Rizzo M, Berneis K
Department of Clinical Medicine and Emerging Diseases, University of Palermo, Palermo, Italy.
Int J Clin Pract. 2007 Nov;61(11):1949-56. doi: 10.1111/j.1742-1241.2007.01596.x.
Increasing evidence suggest that the 'quality' rather than only the 'quantity' of low-density lipoprotein (LDL) exerts a great influence on the cardiovascular risk. Small, dense LDL seem to be an important predictor of cardiovascular events and progression of coronary artery disease (CAD) and their predominance has been accepted as an emerging cardiovascular risk factor by the National Cholesterol Education Program Adult Treatment Panel III.
Some studies showed in past years that small, dense LDL are usually elevated in patients at very high cardiovascular risk, such as those with CAD and type 2 diabetes. More recently elevated levels of these particles have been found in other categories of patients at high cardiovascular risk, such as those with non-coronary forms of atherosclerosis (e.g. with carotid artery disease, aortic abdominal aneurysm and peripheral arterial disease) and metabolic diseases (with polycystic ovary syndrome and growth hormone deficiency); notably, in most of them, the predominance of small, dense LDL characterised their type of dyslipidaemia, alone or in combination with elevated triglycerides and reduced high-density lipoproteins cholesterol concentrations.
The therapeutical modulation of small, dense LDL have been shown to significantly reduce cardiovascular risk and weight reduction and increased physical activity may constitute first-line therapy. In addition, lipid-lowering drugs are able to favourably alter these particles and fibrates and nicotinic acid seem to be the most effective agents. Promising data are also available with the use of rosuvastatin, the latest statin introduced in the market, and ezetimibe, a cholesterol absorption inhibitor.

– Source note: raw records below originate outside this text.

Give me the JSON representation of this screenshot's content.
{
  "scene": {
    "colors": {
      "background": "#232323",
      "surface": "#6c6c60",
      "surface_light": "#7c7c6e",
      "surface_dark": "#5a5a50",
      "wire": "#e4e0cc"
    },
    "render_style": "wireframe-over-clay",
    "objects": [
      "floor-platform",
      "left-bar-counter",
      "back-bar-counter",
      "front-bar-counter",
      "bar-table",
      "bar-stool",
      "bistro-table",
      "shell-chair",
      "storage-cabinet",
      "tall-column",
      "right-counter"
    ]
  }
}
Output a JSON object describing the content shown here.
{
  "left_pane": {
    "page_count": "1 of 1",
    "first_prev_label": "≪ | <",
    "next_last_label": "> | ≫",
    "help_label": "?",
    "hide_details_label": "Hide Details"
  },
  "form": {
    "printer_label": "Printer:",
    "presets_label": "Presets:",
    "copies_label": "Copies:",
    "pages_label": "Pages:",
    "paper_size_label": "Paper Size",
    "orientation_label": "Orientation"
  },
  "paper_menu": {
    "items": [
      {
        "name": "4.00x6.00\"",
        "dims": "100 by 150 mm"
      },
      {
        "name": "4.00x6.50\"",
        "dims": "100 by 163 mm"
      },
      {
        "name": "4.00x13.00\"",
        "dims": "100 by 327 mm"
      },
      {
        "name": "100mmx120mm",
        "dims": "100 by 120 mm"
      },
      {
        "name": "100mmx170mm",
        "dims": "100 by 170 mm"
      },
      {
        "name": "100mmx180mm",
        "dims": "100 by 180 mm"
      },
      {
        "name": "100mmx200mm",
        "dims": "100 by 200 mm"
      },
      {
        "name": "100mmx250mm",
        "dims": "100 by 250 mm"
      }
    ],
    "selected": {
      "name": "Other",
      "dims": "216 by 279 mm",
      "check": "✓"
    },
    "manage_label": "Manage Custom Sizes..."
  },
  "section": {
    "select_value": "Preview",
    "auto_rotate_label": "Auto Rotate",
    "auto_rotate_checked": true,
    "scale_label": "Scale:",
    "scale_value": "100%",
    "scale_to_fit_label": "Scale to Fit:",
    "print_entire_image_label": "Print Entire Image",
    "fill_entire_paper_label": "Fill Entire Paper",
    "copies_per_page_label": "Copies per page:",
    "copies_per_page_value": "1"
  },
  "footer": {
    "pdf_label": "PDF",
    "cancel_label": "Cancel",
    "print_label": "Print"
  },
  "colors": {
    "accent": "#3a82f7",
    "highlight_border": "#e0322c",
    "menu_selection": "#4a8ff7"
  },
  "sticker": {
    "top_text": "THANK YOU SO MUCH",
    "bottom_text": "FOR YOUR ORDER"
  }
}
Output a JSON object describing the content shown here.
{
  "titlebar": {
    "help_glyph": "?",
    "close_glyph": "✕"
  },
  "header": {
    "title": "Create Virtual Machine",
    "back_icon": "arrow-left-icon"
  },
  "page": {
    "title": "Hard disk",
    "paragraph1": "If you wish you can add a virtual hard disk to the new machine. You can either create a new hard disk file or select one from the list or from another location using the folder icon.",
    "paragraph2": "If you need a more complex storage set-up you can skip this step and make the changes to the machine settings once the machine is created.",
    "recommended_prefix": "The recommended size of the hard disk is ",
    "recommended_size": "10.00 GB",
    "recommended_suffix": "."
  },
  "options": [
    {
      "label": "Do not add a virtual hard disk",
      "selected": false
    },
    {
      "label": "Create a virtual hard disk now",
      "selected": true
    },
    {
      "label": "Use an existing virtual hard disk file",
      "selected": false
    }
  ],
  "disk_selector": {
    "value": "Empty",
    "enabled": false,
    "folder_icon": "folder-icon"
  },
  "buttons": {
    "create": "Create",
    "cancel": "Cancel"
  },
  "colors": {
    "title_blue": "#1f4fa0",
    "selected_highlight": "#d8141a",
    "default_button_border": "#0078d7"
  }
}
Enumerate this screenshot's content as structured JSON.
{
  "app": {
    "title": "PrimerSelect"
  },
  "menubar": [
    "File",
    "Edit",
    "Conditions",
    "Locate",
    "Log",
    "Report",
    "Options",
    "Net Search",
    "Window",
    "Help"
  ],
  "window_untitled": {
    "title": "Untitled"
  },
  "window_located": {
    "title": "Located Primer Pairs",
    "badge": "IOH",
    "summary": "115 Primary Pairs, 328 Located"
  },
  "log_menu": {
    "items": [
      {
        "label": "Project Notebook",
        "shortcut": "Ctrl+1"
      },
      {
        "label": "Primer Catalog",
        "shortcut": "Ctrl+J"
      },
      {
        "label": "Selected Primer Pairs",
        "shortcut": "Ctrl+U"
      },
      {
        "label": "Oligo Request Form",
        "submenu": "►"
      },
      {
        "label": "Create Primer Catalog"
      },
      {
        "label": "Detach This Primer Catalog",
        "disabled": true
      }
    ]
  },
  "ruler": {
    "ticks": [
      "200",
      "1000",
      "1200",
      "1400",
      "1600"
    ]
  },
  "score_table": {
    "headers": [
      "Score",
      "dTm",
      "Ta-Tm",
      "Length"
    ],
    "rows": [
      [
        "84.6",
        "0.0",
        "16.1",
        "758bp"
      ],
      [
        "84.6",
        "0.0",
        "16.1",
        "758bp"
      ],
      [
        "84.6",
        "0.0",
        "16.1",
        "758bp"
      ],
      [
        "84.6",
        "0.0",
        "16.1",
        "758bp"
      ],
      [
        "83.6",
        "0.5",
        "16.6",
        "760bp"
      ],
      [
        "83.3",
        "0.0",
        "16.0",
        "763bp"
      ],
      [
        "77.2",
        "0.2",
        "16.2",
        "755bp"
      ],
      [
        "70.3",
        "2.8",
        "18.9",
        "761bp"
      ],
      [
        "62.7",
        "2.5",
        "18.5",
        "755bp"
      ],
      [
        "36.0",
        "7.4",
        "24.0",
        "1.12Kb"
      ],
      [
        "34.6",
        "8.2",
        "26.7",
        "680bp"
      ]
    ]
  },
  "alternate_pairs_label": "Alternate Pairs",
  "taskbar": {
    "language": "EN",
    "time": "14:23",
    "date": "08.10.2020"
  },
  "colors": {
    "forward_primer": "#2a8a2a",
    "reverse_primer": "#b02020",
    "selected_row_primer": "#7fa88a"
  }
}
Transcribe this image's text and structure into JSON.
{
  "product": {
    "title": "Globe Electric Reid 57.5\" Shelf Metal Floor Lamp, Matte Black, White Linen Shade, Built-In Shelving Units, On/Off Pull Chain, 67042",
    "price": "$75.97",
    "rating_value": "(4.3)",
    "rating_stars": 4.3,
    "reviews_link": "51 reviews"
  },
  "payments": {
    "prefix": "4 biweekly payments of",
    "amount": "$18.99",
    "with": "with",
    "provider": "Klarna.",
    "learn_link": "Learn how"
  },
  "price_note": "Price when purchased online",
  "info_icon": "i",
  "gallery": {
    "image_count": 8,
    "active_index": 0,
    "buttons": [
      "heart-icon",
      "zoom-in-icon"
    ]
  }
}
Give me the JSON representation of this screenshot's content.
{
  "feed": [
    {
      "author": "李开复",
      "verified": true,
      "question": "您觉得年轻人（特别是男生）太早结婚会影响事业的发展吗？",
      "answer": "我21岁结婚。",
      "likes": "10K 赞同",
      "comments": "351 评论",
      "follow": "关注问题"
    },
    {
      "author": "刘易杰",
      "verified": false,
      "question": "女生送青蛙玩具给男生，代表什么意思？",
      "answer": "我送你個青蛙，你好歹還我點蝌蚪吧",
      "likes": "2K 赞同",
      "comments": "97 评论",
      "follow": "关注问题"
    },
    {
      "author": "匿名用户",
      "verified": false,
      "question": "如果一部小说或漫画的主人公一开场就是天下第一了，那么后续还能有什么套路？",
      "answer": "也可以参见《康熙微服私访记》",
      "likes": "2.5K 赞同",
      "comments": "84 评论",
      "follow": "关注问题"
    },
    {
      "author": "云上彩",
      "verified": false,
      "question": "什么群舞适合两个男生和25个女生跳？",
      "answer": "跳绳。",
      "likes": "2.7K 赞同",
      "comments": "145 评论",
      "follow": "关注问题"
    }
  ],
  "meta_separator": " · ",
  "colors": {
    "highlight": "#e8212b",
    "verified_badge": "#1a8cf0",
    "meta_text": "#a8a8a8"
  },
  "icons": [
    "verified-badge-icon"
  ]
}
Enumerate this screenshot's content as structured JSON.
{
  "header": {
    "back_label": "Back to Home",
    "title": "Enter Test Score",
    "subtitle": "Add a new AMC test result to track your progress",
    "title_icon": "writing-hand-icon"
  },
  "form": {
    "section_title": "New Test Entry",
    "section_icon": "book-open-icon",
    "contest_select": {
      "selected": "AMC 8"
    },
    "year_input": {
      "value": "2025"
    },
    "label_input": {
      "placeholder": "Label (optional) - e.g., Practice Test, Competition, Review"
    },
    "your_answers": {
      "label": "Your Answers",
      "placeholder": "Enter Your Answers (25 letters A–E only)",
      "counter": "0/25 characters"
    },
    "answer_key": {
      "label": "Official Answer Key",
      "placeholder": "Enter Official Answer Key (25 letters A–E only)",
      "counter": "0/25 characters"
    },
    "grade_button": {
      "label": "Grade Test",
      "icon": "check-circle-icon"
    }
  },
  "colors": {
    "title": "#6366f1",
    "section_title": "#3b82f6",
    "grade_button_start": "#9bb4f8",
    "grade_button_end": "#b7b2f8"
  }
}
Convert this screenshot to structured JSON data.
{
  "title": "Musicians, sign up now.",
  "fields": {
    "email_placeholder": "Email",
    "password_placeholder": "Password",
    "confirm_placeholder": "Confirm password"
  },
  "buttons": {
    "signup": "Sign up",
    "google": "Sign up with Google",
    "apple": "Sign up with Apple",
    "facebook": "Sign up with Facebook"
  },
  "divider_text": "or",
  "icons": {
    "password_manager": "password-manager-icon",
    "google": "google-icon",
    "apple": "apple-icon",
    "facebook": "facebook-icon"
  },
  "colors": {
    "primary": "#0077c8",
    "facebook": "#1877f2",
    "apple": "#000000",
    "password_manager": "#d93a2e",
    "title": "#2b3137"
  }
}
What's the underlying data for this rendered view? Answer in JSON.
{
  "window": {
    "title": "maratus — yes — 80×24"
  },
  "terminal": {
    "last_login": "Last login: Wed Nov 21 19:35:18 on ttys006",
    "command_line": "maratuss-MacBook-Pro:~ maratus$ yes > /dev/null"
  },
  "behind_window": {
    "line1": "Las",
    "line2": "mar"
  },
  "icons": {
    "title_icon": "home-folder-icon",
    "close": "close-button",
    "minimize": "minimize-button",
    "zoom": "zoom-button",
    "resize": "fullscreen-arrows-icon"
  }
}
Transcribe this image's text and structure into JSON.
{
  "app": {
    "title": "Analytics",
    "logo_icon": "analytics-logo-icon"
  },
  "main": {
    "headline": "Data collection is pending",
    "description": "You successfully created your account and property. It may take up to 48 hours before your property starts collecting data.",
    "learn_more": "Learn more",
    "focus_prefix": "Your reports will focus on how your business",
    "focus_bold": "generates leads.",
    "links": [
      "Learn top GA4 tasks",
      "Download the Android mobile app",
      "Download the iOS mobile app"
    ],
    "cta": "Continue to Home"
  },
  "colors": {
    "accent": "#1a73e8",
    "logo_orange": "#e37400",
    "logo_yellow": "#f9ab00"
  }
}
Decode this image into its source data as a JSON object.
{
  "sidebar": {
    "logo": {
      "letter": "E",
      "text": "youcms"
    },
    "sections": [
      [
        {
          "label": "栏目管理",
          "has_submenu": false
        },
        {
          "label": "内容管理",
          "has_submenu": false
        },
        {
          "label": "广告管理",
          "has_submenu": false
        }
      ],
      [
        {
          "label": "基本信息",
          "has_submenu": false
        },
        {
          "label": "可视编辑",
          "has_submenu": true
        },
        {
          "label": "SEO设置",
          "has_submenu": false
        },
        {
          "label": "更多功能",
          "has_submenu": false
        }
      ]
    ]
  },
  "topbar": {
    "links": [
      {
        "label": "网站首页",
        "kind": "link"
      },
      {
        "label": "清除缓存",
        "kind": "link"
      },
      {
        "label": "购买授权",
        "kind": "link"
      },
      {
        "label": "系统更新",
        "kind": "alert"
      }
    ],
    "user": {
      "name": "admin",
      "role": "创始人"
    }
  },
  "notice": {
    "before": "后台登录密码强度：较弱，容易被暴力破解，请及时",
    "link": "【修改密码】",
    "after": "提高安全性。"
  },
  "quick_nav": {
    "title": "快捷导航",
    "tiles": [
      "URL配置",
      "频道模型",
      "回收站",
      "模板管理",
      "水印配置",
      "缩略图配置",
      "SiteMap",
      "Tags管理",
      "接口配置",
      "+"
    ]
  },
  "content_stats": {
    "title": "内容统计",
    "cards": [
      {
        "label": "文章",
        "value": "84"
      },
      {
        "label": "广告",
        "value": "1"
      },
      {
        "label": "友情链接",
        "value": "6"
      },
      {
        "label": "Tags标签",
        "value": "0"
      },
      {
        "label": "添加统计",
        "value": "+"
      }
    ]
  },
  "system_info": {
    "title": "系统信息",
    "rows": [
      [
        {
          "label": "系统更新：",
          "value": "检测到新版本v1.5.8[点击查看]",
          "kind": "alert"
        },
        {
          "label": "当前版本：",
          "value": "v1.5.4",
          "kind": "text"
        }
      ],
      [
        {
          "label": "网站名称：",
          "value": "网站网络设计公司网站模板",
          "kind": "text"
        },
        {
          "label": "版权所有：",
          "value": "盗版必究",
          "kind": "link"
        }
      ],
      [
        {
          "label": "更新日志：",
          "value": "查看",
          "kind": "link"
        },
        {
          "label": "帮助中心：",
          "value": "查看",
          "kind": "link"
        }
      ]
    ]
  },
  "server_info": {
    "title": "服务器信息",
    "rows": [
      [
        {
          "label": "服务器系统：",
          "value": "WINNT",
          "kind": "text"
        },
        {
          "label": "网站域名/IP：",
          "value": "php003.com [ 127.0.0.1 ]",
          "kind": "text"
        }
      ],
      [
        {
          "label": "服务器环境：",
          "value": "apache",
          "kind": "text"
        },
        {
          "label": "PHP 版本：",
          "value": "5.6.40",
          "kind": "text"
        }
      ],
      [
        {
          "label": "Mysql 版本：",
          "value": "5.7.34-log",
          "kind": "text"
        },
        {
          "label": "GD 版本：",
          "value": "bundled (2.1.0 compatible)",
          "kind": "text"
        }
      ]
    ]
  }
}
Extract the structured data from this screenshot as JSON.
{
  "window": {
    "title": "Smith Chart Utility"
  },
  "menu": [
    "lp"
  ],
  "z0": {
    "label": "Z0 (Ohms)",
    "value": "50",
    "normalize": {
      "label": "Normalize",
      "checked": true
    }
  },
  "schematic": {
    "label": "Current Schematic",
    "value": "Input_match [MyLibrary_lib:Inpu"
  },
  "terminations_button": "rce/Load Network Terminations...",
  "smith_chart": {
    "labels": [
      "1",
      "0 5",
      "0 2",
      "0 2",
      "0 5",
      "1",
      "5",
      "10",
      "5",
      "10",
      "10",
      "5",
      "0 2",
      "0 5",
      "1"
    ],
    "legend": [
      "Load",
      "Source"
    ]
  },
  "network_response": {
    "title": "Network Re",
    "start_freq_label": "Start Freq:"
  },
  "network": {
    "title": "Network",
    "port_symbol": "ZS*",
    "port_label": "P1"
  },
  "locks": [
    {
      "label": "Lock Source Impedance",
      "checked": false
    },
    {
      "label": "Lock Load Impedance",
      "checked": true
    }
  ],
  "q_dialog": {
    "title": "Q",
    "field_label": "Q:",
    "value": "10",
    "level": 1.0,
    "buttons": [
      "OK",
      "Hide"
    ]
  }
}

越来越多的证据表明,低密度脂蛋白(LDL)的“质量”而非仅“数量”对心血管风险有重大影响。小而密的LDL似乎是心血管事件和冠状动脉疾病(CAD)进展的重要预测指标,美国国家胆固醇教育计划成人治疗专家组III已将其优势作为一种新出现的心血管危险因素。
过去几年的一些研究表明,小而密的LDL通常在心血管风险非常高的患者中升高,如CAD和2型糖尿病患者。最近,在其他高心血管风险患者类别中也发现了这些颗粒水平升高,如患有非冠状动脉形式动脉粥样硬化的患者(如颈动脉疾病、腹主动脉瘤和外周动脉疾病)以及代谢疾病患者(多囊卵巢综合征和生长激素缺乏);值得注意的是,在大多数此类患者中,小而密的LDL占优势是其血脂异常类型的特征,单独或与甘油三酯升高和高密度脂蛋白胆固醇浓度降低同时存在。
已证明对小而密的LDL进行治疗性调节可显著降低心血管风险,减轻体重和增加体力活动可能构成一线治疗方法。此外,降脂药物能够有利地改变这些颗粒,贝特类药物和烟酸似乎是最有效的药物。使用市场上最新推出的他汀类药物瑞舒伐他汀和胆固醇吸收抑制剂依泽替米贝也有令人鼓舞的数据。